Today’s report on Canada’s GDP was lackluster at best – as the economy held unchanged (0.0%) from its relatively unchanged March reading (0.1%). Perhaps the biggest proof that we’re not out of the woods yet, was May’s advance reading (0.4%). There was a lot riding on April’s data but while it is a more favourable turn of events in the context of the Bank of Canada’s upcoming announcement in July, the question is to what extent will it weigh on their decision to issue another consecutive hike.Marwa Abdou, Senior Research Director, Canadian Chamber of Commerce
- Canada’s real gross domestic product (GDP) was unchanged (0.0%) in April. This outcome is slightly worse than Statistics Canada’s initial advanced estimate of 0.2%.
- Output grew in 9 of 20 sectors where gains in the goods sector (0.1%) were offset by the lack of change in the services sector (0.0%).
- Increases in mining, quarry and oil and gas extraction were the most notable (+1.2%).
- In time for warmer weather (albeit not lately), construction also grew (0.4%) by way of engineering and non-residential activity.
Movers and Shakers
- Also broadly anticipated was the growth in real estate, rental, and leasing sector (0.5%). This marked the second quarter of consecutive growth and the sector’s largest uptick since December 2020!
- The public sector recorded the largest decline since January 2022 (-1.0%). The federal public servant strike (from April 19-May 3) temporarily shaved off about 0.1% from the headline GDP number in April but will provide a similar rebound in May.
- The manufacturing sector also reported a measurable decline (0.6%) – by way of dips in both durable and non-durable goods.
- The decline in wholesale trade (-1.4%) weighed mostly in the services sector softness.

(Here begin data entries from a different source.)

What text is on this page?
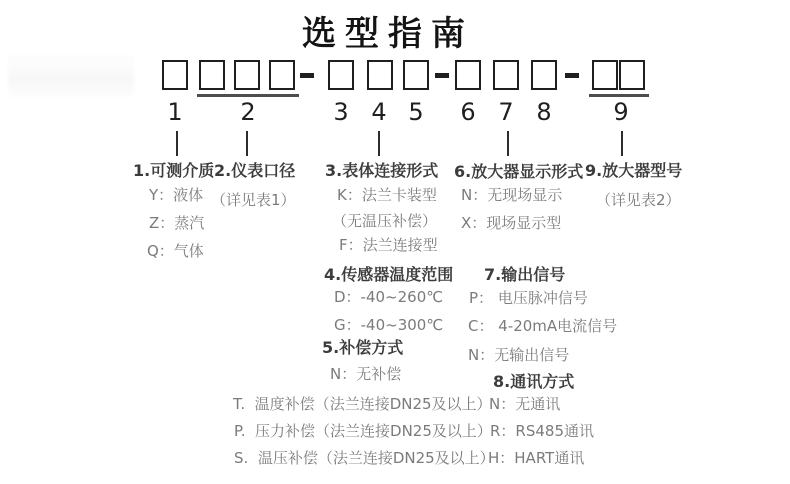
选型指南
1 2	3 4 5 6 7 8	9
1.可测介质
Y：液体
Z：蒸汽
Q：气体
2.仪表口径
（详见表1）
3.表体连接形式
K：法兰卡装型
（无温压补偿）
F：法兰连接型
4.传感器温度范围
D：-40~260℃
G：-40~300℃
5.补偿方式
N：无补偿
T.  温度补偿（法兰连接DN25及以上）
P.  压力补偿（法兰连接DN25及以上）
S.  温压补偿（法兰连接DN25及以上）
6.放大器显示形式
N：无现场显示
X：现场显示型
7.输出信号
P： 电压脉冲信号
C： 4-20mA电流信号
N：无输出信号
8.通讯方式
N：无通讯
R：RS485通讯
H：HART通讯
9.放大器型号
（详见表2）
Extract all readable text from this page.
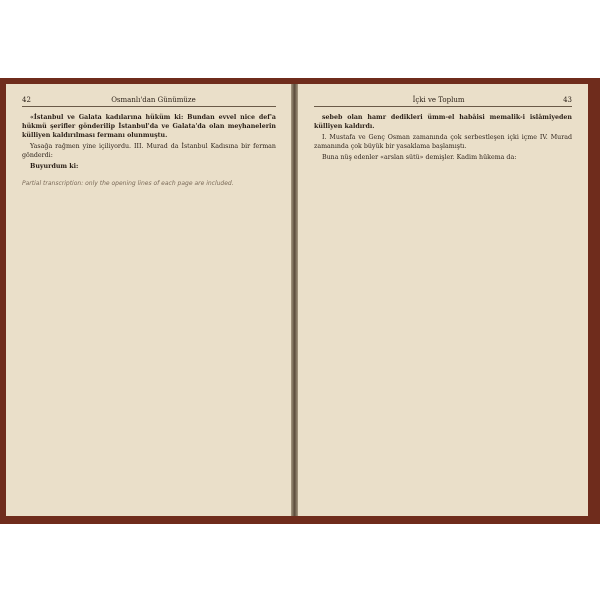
42	Osmanlı'dan Günümüze

«İstanbul ve Galata kadılarına hüküm ki: Bundan evvel nice def'a hükmü şerifler gönderilip İstanbul'da ve Galata'da olan meyhanelerin külliyen kaldırılması fermanı olunmuştu.

Yasağa rağmen yine içiliyordu. III. Murad da İstanbul Kadısına bir ferman gönderdi:

Buyurdum ki:

Partial transcription: only the opening lines of each page are included.
İçki ve Toplum	43

sebeb olan hamr dedikleri ümm-el habâisi memalik-i islâmiyeden külliyen kaldırdı.

I. Mustafa ve Genç Osman zamanında çok serbestleşen içki içme IV. Murad zamanında çok büyük bir yasaklama başlamıştı.

Buna nüş edenler «arslan sütü» demişler. Kadim hükema da:
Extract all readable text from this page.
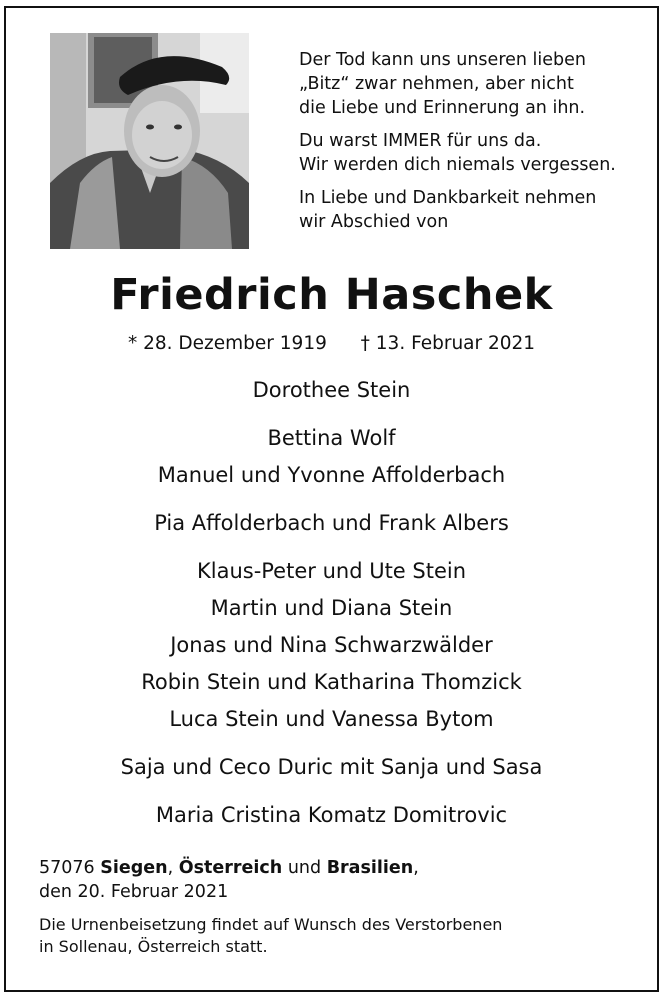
Der Tod kann uns unseren lieben
„Bitz“ zwar nehmen, aber nicht
die Liebe und Erinnerung an ihn.

Du warst IMMER für uns da.
Wir werden dich niemals vergessen.

In Liebe und Dankbarkeit nehmen
wir Abschied von

Friedrich Haschek
* 28. Dezember 1919 † 13. Februar 2021
Dorothee Stein
Bettina Wolf
Manuel und Yvonne Affolderbach
Pia Affolderbach und Frank Albers
Klaus-Peter und Ute Stein
Martin und Diana Stein
Jonas und Nina Schwarzwälder
Robin Stein und Katharina Thomzick
Luca Stein und Vanessa Bytom
Saja und Ceco Duric mit Sanja und Sasa
Maria Cristina Komatz Domitrovic
57076 Siegen, Österreich und Brasilien,
den 20. Februar 2021
Die Urnenbeisetzung findet auf Wunsch des Verstorbenen
in Sollenau, Österreich statt.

SENTIMENT, OUTLOOK & IMPLICATIONS
Outlook Ahead / Recession Pulse
- The report showed some cooling in demand, but it will have to be sustained. In its April report, the Bank of Canada forecasted GDP would increase 1% in the second quarter. May’s strong flash estimate (0.4%!) is ahead of market consensus (0.8%), and BoC expectations (almost 1.5% annualized).
- With inflation clocking in at 3.4% in May and still hovering above the Bank’s target and the labor market remaining relatively tight, there are still a lot of factors at play for the upcoming July announcement. Taken in sum, it remains uncertain whether this was enough to heed another.